A number of proposals have been made for in situ methods of processing and recovering valuable products from hydrocarbonaceous deposits. Such methods may involve underground heating or retorting of material in place, with little or no mining or disposal of solid material in the formation. Valuable constituents of the formation, including heated liquids of reduced viscosity, may be drawn to the surface by a pumping system or forced to the surface by injecting another substance into the formation. It is important to the success of such methods that the amount of energy required to effect the extraction be minimized.
It has been known to heat relatively large volumes of hydrocarbonaceous formations in situ using radio frequency energy. This is disclosed in Bridges and Taflove U.S. Pat. No. Re. 30,738. That patent discloses a system and method for in situ heat processing of hydrocarbonaceous earth formations wherein a plurality of conductive means are inserted in the formations and bound a particular volume of the formations. As used therein, the term "bounding a particular volume" was intended to mean that the volume was enclosed on at least two sides thereof. In the most practical implementations, the enclosed sides were enclosed in an electrical sense, and the conductors forming a particular side could be an array of spaced conductors.

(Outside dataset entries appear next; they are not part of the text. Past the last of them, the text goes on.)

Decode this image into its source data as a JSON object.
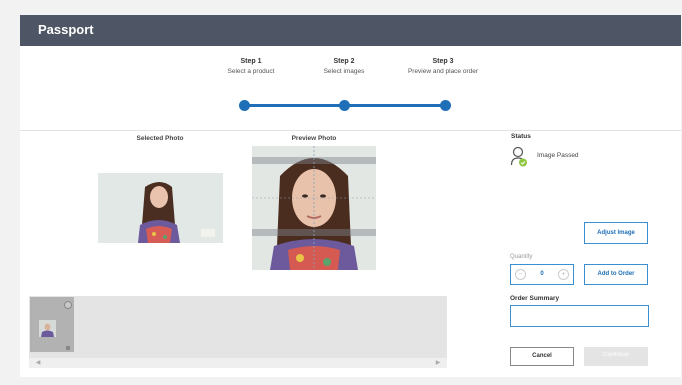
{
  "app": {
    "title": "Passport"
  },
  "steps": [
    {
      "number": "Step 1",
      "description": "Select a product"
    },
    {
      "number": "Step 2",
      "description": "Select images"
    },
    {
      "number": "Step 3",
      "description": "Preview and place order"
    }
  ],
  "photos": {
    "selected_label": "Selected Photo",
    "preview_label": "Preview Photo"
  },
  "status": {
    "label": "Status",
    "text": "Image Passed",
    "icon": "user-check-icon",
    "icon_color": "#8dc63f"
  },
  "actions": {
    "adjust_label": "Adjust Image",
    "quantity_label": "Quantity",
    "quantity_value": "0",
    "decrement_symbol": "−",
    "increment_symbol": "+",
    "add_label": "Add to Order",
    "order_summary_label": "Order Summary",
    "order_summary_value": "",
    "cancel_label": "Cancel",
    "continue_label": "Continue"
  },
  "colors": {
    "header": "#4e5565",
    "accent": "#1e6fb7"
  }
}
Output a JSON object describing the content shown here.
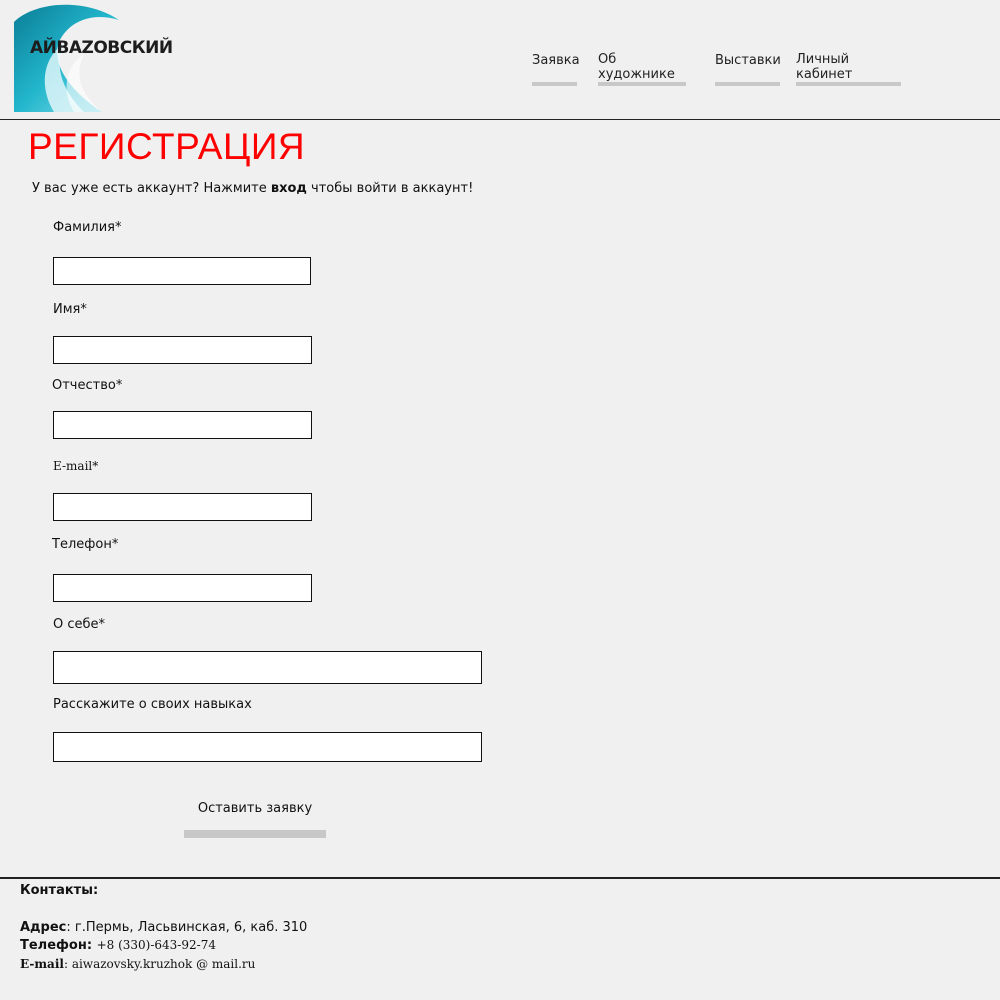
{
  "header": {
    "logo_text": "АЙВАZОВСКИЙ",
    "nav": [
      {
        "label": "Заявка"
      },
      {
        "label": "Об художнике"
      },
      {
        "label": "Выставки"
      },
      {
        "label": "Личный кабинет"
      }
    ]
  },
  "page": {
    "title": "РЕГИСТРАЦИЯ",
    "intro_before": "У вас уже есть аккаунт? Нажмите ",
    "intro_link": "вход",
    "intro_after": " чтобы войти в аккаунт!"
  },
  "form": {
    "fields": [
      {
        "label": "Фамилия*",
        "value": ""
      },
      {
        "label": "Имя*",
        "value": ""
      },
      {
        "label": "Отчество*",
        "value": ""
      },
      {
        "label": "E-mail*",
        "value": ""
      },
      {
        "label": "Телефон*",
        "value": ""
      },
      {
        "label": "О себе*",
        "value": ""
      },
      {
        "label": "Расскажите о своих навыках",
        "value": ""
      }
    ],
    "submit_label": "Оставить заявку"
  },
  "footer": {
    "contacts_heading": "Контакты:",
    "address_label": "Адрес",
    "address_value": ": г.Пермь, Ласьвинская, 6, каб. 310",
    "phone_label": "Телефон",
    "phone_value": "+8 (330)-643-92-74",
    "email_label": "E-mail",
    "email_value": "aiwazovsky.kruzhok @ mail.ru"
  },
  "colors": {
    "accent_title": "#ff0000",
    "logo_wave": "#1fb3c8",
    "nav_underline": "#c8c8c8",
    "background": "#f0f0f0"
  },
  "icons": {
    "logo": "wave-logo-icon"
  }
}
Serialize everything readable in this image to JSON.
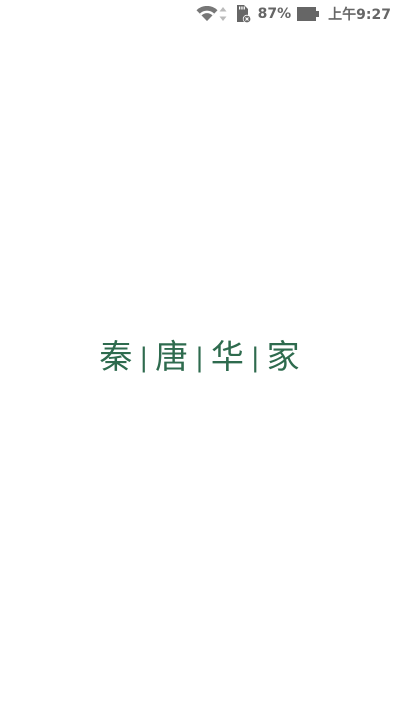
{
  "status_bar": {
    "battery_percent": "87%",
    "time": "上午9:27",
    "icons": [
      "wifi-icon",
      "data-arrows-icon",
      "sd-card-alert-icon",
      "battery-icon"
    ]
  },
  "splash": {
    "chars": [
      "秦",
      "唐",
      "华",
      "家"
    ],
    "separator": "|",
    "color": "#2e6b4e"
  }
}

Electrical excitation means were provided for establishing alternating electric fields in the volume. The frequency of the excitation means was selected as a function of the dimensions of the bounded volume so as to establish a substantially non-radiating electric field which was substantially confined in such volume. In this manner, volumetric heating of the formations occurred to effect approximately uniform heating of the volumes.
In an embodiment of the system described in that patent as applied to tar sands, the frequency of the excitation was chosen to assure adequate absorption for uniform heating while being sufficiently low to prevent radiation. In that embodiment, the conductive means comprised conductors disposed in respective opposing spaced rows of boreholes in the formations. One structure employed three spaced rows of conductors which formed a triplate type of waveguide structure. The stated excitation was applied as a voltage, for example, between difficult groups of the conductive means or as a dipole source, or as a current which excited at least one current loop in the volume. Particularly as the energy was coupled to the formations from electric fields created between respective conductors, such conductors were, and are, often referred to as electrodes.
Materials such as viscous oils and tar sands are amenable to heat processing to produce gases and hydrocarbonaceous liquids. Generally, the heat develops the permeability and/or mobility necessary for recovery. Tar sands is an erratic mixture of sand, water and bitumen with the bitumen typically present as a film around water-enveloped sand particles. Using various types of heat processing, the bitumen can be separated.